Erbarmen als "Verfassungsgebot" im Sozialstaat - Gegen verfrühte Rückführung der Bosnien-Flüchtlinge

Ohne Solidarität keine Zukunft für Soziale Marktwirtschaft

3. November 1996 (7. Tagung der 8. Synode der EKD)

Den Beistand für Flüchtlinge und Asylsuchende würdigte Landesbischof Engelhardt als "Zeichen der Hoffnung". Die Gesellschaft neige dazu, wegen der Unlösbarkeit des Gesamtproblems auch die mögliche Hilfe im Einzelfall zu versäumen. Der Ratsvorsitzende wandte sich gegen eine "verfrühte Rückführung" bosnischer Flüchtlinge. Dadurch verschärften sich die Konflikte vor Ort und gefährdeten den Frieden zusätzlich. Eine freiwillige Rückkehr sei auf jede mögliche Art zu unterstützen, sagte Engelhardt. In den Winter hinein solle von Deutschland aus aber niemand zur Rückkehr gezwungen werden.

Der Landesbischof wandte sich gegen "eine falsche Alternative" von Erbarmen und Gerechtigkeit. Schwache, Arme und Elende sollten "nicht bloß ein paar Brosamen erhalten, die nebenher abfallen". "Sie sollen mit Verläßlichkeit Erbarmen erfahren, im modernen Sozialstaat wird Erbarmen zum Verfassungsgebot." Es gehe um eine "Kultur des Erbarmens und damit um die Herstellung von mehr Gerechtigkeit".

In diesem Zusammenhang sprach Engelhardt auch den "Konsultationsprozeß zur wirtschaftlichen und sozialen Lage" an, den die evangelische und katholische Kirche vor zwei Jahren mit einem Diskussionspapier angestoßen hatten. Nach der Auswertung der vielfältigen Reaktionen aus Kirche und Gesellschaft beraten die kirchlichen Leitungsgremien nun über ein gemeinsames Wort zur wirtschaftlichen und sozialen Lage, das im Frühjahr 1997 fertig werden soll.

Der Ratsvorsitzende sagte, Sozialstaat und Soziale Marktwirtschaft seien nicht zukunftsfähig, wenn nicht alle zur Solidarität fähig und bereit seien.

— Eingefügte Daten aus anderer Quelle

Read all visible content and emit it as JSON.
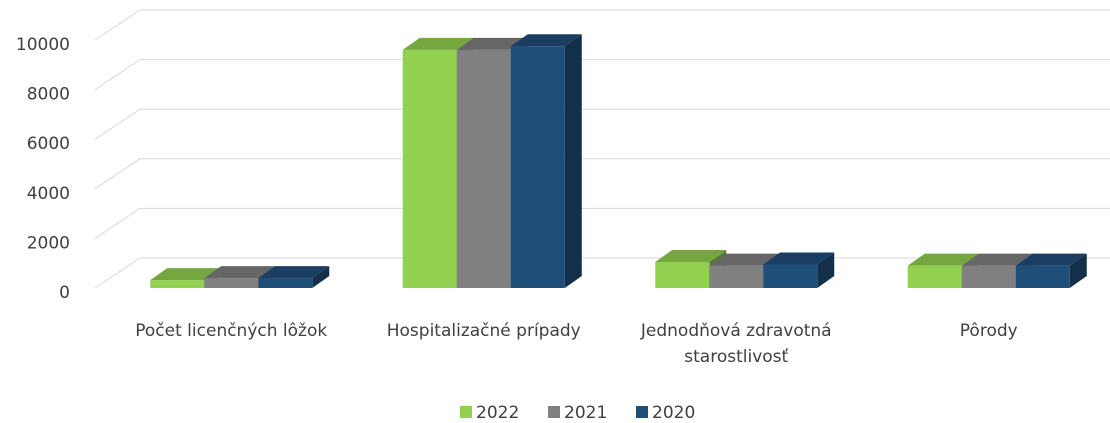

Der Sozialstaat diene dem sozialen Ausgleich. "Der Staat belastet darum die Stärkeren zugunsten der Schwächeren." Die Veränderungen und Anpassungen des Sozialstaates dürfen nach Auffassung Engelhardts nicht vor allem zu Lasten der geringer Verdienenden, der Arbeitslosen und der Sozialhilfeempfänger gehen. "Der zutreffende Grundsatz, daß Leistung sich im wirtschaftlichen Bereich lohnen muß, kann nicht dafür herhalten, Besserverdienende von ihren Beiträgen zum sozialen Ausgleich zu entlasten."

Engelhardt wandte sich gegen ein "schlechtreden" des Standortes Deutschland. Der soziale Friede sei ein "enormer Standortvorteil". Es dürfe aber auch nicht von vornherein "sozialer Abbau" angeprangert werden, wenn der hohe Standard, auf dem in Deutschland viele lebten, "so nicht gehalten werden" könne.

Der Ratsvorsitzende setzte sich für Initiativen der Kirchengemeinden mit Arbeitslosen, Armen und sozial Schwachen ein. Diakonische Gemeindearbeit, Besuchsdienstkreise und Treffpunkte für Arbeitslose seien Ansatzpunkte dafür, die soziale Kompetenz der Gemeinden zu erhöhen. In dem Maße, wie Gemeinden, kirchliche Gruppen und Einrichtungen "mit den Augen des Erbarmens" sowohl die Schwachen als auch die Politiker sehen, die Entscheidungen zu fällen haben, "können sie in der gesellschaftlichen Öffentlichkeit und den politischen Entscheidungsorganen Aufmerksamkeit finden", so Engelhardt.